The sky was dark. There were hardly any stars out, and the moon was hidden behind the clouds. The bonfire several feet away was our main source of light. It was quiet except for the croaking of some frogs and crackling of the fire.

We all stood on the bank with the lake behind us—me, Chandler, Lincoln, our fathers, and three strangers who were lined up on their knees with their hands tied behind their backs and a burlap sack over their heads.

My father stood behind the kneeling strangers. “Each of these people represents a burden that weighs on the world today. This man is poverty.” He placed his hand on top of the first man’s head, then pulled off the sack. I immediately recognized him as the same man I’d caught jacking off while he stared through the window of Tatum’s cabin earlier. I’d pulled her out of there and made her sleep in my cabin when I saw her tiny little panties in his hand. Who knew what sick things he wanted to do to her. There was no way I was leaving her alone.

Dad moved to the next person, obviously a woman. He held his hand on top of her head and removed her sack. She was thin with sunken-in cheekbones. She looked like a skeleton with skin. “She represents hunger.” The woman visibly trembled, and he moved over to the next guy, yanking the sack off his head. This one was older with silver hair that shone in the night. He was well-dressed and looked nothing like the other two. “This one represents greed.”

Chandler, Lincoln, and I shared a look that said we wanted nothing to do with whatever came next but knew we had no choice.

Dad moved to stand behind the three kneelers. The orange-red glow of the fire danced over his sharp features, making him look like a god among men.

Or a devil.

“It’s our job to rid the world of these burdens,” he continued, and the woman—Hunger—started to cry. Dad smoothed a hand over her dark hair as if he were trying to console her. We all knew he wasn’t.

Malcolm Huntington spoke up. “Every year, we each choose a problem we see in the world, a burden we want to focus on, a worry we want to banish. Our forefathers called these burdens our ‘cares.’ The rest of that year, we focus on that care. But on this night, Mischief Night, we begin with the desecration of a symbol, an effigy of that burden.”

A sacrifice.

They were going to kill these people.

Pierce Carmichael opened a small black chest. “Normally, this would be more of a sport, but being that you’re younger and this isn’t an actual ceremony but more of an initiation, we’re doing it a bit differently.”

A sport? What did he mean by “sport”?

The woman was sobbing. The silver-haired man had pissed his pants after he’d tried to crawl away, but my father kicked him hard in the gut. The pervert just kneeled there, his eyes black and his mouth in a snarl. Like he was mentally ripping us apart, piece by piece.

“Boys, tonight you will become men,” Dad said.

I swallowed hard. My pulse pounded in my ears. Realization hit me like a freight train.

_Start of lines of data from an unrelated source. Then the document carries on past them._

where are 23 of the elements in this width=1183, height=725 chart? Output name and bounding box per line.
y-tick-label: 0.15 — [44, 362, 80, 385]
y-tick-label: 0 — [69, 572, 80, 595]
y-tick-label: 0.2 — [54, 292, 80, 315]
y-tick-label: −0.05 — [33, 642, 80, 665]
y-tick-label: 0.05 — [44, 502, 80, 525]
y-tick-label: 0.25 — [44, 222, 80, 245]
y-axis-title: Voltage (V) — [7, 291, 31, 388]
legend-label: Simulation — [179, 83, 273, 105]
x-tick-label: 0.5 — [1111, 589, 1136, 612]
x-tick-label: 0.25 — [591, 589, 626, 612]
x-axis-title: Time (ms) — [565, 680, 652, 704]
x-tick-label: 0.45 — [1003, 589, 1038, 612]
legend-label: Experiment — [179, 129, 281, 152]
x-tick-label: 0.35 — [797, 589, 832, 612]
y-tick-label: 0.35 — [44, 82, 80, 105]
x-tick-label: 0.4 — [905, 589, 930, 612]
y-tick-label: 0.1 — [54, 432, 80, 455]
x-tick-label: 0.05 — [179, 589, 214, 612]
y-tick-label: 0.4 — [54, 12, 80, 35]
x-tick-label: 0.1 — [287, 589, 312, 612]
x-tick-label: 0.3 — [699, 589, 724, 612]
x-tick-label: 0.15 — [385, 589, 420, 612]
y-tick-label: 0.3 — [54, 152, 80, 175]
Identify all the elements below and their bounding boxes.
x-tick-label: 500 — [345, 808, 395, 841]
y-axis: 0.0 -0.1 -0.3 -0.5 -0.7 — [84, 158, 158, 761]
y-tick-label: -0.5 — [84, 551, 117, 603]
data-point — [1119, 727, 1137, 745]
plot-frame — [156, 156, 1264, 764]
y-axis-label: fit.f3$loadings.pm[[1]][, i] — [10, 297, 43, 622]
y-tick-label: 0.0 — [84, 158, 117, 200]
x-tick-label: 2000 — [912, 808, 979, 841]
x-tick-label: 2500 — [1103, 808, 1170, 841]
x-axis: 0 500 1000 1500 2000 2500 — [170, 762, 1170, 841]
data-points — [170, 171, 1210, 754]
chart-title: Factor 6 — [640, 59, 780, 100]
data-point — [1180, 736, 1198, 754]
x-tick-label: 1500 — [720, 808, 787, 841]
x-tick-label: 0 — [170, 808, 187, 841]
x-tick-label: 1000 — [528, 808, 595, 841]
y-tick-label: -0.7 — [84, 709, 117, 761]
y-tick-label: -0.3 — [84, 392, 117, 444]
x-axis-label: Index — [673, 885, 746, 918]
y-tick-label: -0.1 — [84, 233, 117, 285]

They weren’t going to kill these people.

We were.

“Choose your weapons,” Pierce said as he nodded toward the open chest.

Chandler took the gun.

Lincoln picked up an axe.

I chose the knife.

We held our weapons like a group of skilled warriors instead of teenage boys. There was no fear on Lincoln or Chandler’s faces, just pure indignation. I recognized it because I felt it too. We would all change tonight. Our fathers had made sure of it.

I remembered when I was a toddler, barely learning to walk. My father took me out back to the pool and threw me in. I’d heard my mother scream, but Dad had simply stood there, waiting to see if I would swim or drown.

I swam.

I swam because even at a young age, I had to learn that in our world, you did what you had to do to survive. If you didn’t you would drown.

As we stood here, holding our weapons and staring death in the eye, I wondered if Chandler and Lincoln’s father had made them swim, too.